At its peak in the early 1980s, Brent produced 500,000 barrels of oil a day, and over its lifetime produced four billion barrels of oil – almost 10pc of the oil and gas produced in the UK sector of the North Sea. But after 40 years Shell is preparing to retire Brent’s four oil platforms amid some of the most hostile working environments in the world.

Sinead Lynch, Shell’s UK country chairman, writing for The Daily Telegraph, explains: “There is no easy solution to this technical challenge.”

Shell will apply for an exemption to international rules which call for the entire structure to be removed from the seabed. Instead Shell will make a case for keeping the “legs” of the rigs in place, which it says will be safer and pose minimal environmental impact.

Ms Lynch says the “legs” were not designed to be removed, and asserts that the safety risks linked to removing them outweighs the environmental benefit.

The convention requiring Shell to completely remove the rig from the seabed was put in place in the 1990s to protect the north-east Atlantic seabed after a protests against Shell’s plans to decommission Brent Spar, a floating oil storage facility, by towing it out into the deep waters of the Atlantic and sinking it.

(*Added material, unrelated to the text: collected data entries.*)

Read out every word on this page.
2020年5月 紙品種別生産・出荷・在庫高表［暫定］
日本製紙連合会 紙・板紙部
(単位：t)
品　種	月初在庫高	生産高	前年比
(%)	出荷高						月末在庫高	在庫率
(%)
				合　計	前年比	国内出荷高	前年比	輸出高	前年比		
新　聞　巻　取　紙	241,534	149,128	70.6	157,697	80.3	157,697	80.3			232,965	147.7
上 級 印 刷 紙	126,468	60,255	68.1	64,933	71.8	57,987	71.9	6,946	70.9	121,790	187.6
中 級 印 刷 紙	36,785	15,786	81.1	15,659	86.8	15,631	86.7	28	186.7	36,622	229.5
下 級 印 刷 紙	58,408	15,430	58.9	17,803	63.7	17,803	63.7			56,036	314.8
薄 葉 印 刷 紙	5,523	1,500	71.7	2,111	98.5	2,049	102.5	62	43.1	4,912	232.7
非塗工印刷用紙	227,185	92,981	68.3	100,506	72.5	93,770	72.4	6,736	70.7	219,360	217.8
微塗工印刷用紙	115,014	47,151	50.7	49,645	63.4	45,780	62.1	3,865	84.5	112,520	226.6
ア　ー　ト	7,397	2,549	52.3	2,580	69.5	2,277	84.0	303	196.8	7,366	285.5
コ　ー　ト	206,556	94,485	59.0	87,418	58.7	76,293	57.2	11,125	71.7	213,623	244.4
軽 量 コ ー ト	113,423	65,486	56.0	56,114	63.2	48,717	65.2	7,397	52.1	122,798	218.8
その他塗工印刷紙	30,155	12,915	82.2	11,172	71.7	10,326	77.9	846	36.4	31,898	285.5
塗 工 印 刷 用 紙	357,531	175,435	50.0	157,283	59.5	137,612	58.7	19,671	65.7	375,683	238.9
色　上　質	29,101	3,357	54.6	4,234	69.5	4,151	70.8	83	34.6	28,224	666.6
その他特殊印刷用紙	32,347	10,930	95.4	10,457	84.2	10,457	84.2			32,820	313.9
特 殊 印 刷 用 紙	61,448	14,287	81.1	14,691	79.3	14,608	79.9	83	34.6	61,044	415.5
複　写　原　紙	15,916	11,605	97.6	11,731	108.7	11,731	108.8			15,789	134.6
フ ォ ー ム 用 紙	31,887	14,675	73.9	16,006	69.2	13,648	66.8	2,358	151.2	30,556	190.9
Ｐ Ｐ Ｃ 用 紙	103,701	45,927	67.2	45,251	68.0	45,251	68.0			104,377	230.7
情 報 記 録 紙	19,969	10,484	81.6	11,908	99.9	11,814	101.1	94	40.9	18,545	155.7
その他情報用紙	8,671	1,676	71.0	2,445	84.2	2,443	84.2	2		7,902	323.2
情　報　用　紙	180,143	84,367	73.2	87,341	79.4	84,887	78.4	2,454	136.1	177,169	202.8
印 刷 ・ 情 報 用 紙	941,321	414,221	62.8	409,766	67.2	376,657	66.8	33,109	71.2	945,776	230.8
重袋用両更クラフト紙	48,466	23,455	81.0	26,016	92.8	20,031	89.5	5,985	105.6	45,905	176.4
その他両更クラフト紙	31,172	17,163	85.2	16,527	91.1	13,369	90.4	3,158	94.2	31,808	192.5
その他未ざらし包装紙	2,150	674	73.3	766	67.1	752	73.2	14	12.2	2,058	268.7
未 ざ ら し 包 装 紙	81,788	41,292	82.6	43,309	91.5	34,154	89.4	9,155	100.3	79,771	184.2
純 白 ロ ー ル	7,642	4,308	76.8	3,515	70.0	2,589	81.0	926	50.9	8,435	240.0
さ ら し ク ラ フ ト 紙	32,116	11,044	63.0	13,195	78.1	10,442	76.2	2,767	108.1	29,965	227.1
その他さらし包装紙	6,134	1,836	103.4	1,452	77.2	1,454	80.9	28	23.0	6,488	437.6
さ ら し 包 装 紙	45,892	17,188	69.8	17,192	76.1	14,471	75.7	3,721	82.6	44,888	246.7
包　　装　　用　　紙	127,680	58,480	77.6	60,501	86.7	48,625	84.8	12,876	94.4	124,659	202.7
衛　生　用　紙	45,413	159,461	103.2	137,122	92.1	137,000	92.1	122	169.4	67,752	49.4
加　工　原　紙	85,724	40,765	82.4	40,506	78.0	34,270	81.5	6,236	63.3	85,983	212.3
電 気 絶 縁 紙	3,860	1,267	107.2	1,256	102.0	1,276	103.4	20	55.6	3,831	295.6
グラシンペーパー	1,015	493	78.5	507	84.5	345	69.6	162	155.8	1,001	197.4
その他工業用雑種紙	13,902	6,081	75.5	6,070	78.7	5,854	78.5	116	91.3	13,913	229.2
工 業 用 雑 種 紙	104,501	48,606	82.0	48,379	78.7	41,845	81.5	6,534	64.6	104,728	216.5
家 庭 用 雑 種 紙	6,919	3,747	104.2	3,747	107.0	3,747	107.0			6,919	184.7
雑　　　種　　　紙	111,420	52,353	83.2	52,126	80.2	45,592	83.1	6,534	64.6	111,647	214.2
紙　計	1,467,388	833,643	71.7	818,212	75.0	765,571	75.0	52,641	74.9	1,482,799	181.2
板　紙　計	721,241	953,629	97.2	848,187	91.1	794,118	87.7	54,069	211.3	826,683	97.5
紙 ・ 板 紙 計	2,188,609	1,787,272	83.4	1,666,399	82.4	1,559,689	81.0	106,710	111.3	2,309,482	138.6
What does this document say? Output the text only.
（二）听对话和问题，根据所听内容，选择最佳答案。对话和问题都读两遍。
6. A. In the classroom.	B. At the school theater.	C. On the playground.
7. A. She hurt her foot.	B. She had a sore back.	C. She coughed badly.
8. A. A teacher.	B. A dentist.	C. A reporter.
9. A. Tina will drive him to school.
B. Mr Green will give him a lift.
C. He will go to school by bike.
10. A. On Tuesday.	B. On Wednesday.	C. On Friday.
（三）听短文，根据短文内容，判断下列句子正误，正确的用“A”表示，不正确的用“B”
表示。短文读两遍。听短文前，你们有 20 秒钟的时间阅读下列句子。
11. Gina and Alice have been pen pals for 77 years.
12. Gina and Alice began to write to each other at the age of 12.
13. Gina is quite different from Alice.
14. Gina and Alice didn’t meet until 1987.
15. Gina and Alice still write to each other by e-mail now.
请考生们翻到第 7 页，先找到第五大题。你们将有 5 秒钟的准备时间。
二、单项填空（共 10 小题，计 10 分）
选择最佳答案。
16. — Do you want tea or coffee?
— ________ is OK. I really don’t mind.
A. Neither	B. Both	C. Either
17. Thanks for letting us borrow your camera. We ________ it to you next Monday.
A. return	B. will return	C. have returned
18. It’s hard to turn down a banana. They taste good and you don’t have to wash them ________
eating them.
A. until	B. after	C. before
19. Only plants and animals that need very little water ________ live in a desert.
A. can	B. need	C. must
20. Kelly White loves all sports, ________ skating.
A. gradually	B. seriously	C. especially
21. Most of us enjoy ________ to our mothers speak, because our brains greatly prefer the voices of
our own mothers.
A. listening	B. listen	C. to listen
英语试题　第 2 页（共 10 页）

Shell’s plans will also outline how it intends to secure 154 oil wells and remove the tops of its four towering platforms, which each measure almost 300m from the seabed to the tips of the “topside” installations.

Shell also needs to recover debris left on the seabed while extracting the oil trapped in storage cells.

“All this could sustain hundreds of jobs. And the skills and innovative technologies developed, along with the experiences gained, could be shared and exported as other ageing oil and gas platforms wind down production in other parts of the world,” says Ms Lynch.

Just as Aberdeen has become a centre of oil and gas industry expertise that has been globally exported, decommissioning now offers further commercial opportunities, she adds.